U.S. A-G calls for counseling, intervention to prevent mass shootings

WASHINGTON - U.S. Attorney General William Barr on Wednesday announced a new effort to prevent mass shootings through court-ordered counseling and supervision of potentially violent individuals.
The effort, announced in a memo to federal prosecutors and law enforcement officials, follows dozens of deadly mass shootings in the United States this year, including a massacre of 22 people at a Walmart in El Paso, Texas, and another just one day later in Dayton, Ohio, in which nine people were killed.
The FBI was given expanded powers after the Sept. 11, 2001 attacks to investigate foreign terrorism threats.
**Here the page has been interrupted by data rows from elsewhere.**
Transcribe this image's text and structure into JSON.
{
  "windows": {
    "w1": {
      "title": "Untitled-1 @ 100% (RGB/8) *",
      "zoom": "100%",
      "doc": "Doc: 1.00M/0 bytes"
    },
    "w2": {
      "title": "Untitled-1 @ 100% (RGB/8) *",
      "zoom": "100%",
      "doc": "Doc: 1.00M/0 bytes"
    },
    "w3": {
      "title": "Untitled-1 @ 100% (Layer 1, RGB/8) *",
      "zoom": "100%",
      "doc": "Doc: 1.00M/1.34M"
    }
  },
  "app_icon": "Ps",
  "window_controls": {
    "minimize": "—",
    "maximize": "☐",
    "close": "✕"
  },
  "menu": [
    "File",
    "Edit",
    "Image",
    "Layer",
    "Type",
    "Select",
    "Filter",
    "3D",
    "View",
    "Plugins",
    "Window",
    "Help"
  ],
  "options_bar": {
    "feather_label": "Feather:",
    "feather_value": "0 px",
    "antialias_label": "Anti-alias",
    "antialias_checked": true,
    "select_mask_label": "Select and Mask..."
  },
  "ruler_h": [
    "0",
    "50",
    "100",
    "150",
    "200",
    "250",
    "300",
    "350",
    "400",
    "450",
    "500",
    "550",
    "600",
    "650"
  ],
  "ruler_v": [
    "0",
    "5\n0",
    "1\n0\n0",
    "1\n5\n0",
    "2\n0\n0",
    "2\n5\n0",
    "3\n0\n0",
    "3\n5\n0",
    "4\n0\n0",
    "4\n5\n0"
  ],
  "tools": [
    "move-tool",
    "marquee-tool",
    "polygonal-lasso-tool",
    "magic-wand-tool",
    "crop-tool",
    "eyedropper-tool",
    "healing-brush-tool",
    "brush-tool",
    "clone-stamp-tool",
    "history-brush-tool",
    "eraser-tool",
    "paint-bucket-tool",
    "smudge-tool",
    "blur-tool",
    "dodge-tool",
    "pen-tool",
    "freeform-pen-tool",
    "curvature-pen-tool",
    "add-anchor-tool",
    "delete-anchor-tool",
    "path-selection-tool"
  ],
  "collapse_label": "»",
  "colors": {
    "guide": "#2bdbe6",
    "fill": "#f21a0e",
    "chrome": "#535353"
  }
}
But it has at times struggled to track home-grown threats and was criticized for not doing more after receiving warnings about a gunman who was later responsible for the February 2018 mass shooting at a high school in Parkland, Florida.
Lawmakers are considering whether new laws are needed to help investigate those who are motivated by white supremacy, anti-Semitism and other extreme ideologies that are protected by the U.S. Constitution's free-speech safeguards.
Others, such as the gunman who killed 59 people in Las Vegas in October 2017, do not appear to have any ideological affiliation.
Barr said a training conference at FBI headquarters in December will consider new ideas to face threats such as enlisting psychologists and community groups.
In one successful case, Barr said, the FBI worked with parents and social-service workers to get court-ordered supervision and mental-health treatment for a young person who was the subject of a threat investigation.
Barr's announcement came on the same day that a handful of Republican senators led by Texas Republican John Cornyn unveiled proposed legislation that aims to prevent mass shootings through collaboration with online platforms, expanded mental health treatment, stepped-up investigations of unlicensed firearms dealers and greater use of the death penalty.
Michael German, a former FBI agent now with the Brennan Center for Justice, said Barr's proposal risks encroaching on civil liberties and stigmatizing mental illness, he said.
"While studying gun violence and exploring all options to reduce it are important Justice Department functions, promoting simplistic but false profiles for law enforcement won't solve any problems and will only lead to abuse," he said in an email.
Some 341 people have been killed in mass shootings so far this year, according to the Gun Violence Archive, a group that tracks such incidents. That is a fraction of the 30,000 to 40,000 people who have been killed by gun violence in recent years, according to the group.
FBI data show that hate crimes that target victims based on race, religion, sexual orientation or gender identity have risen from 5,850 reported incidents in 2015 to 7,175 in 2017, the most recent year for which statistics are available.
The U.S. Homeland Security Department, created in the wake of the Sept. 11, 2001 attacks, unveiled a new strategy last month to better counter home-grown threats as well as those originating overseas – singling out white supremacy in particular.
The FBI has already taken some steps toward potentially utilizing social media and earlier this year requested bids for a contractor to help detect national security threats by trawling through social media sites.
The Justice Department's internal watchdog is currently reviewing the agency's efforts to identify homegrown terrorism threats.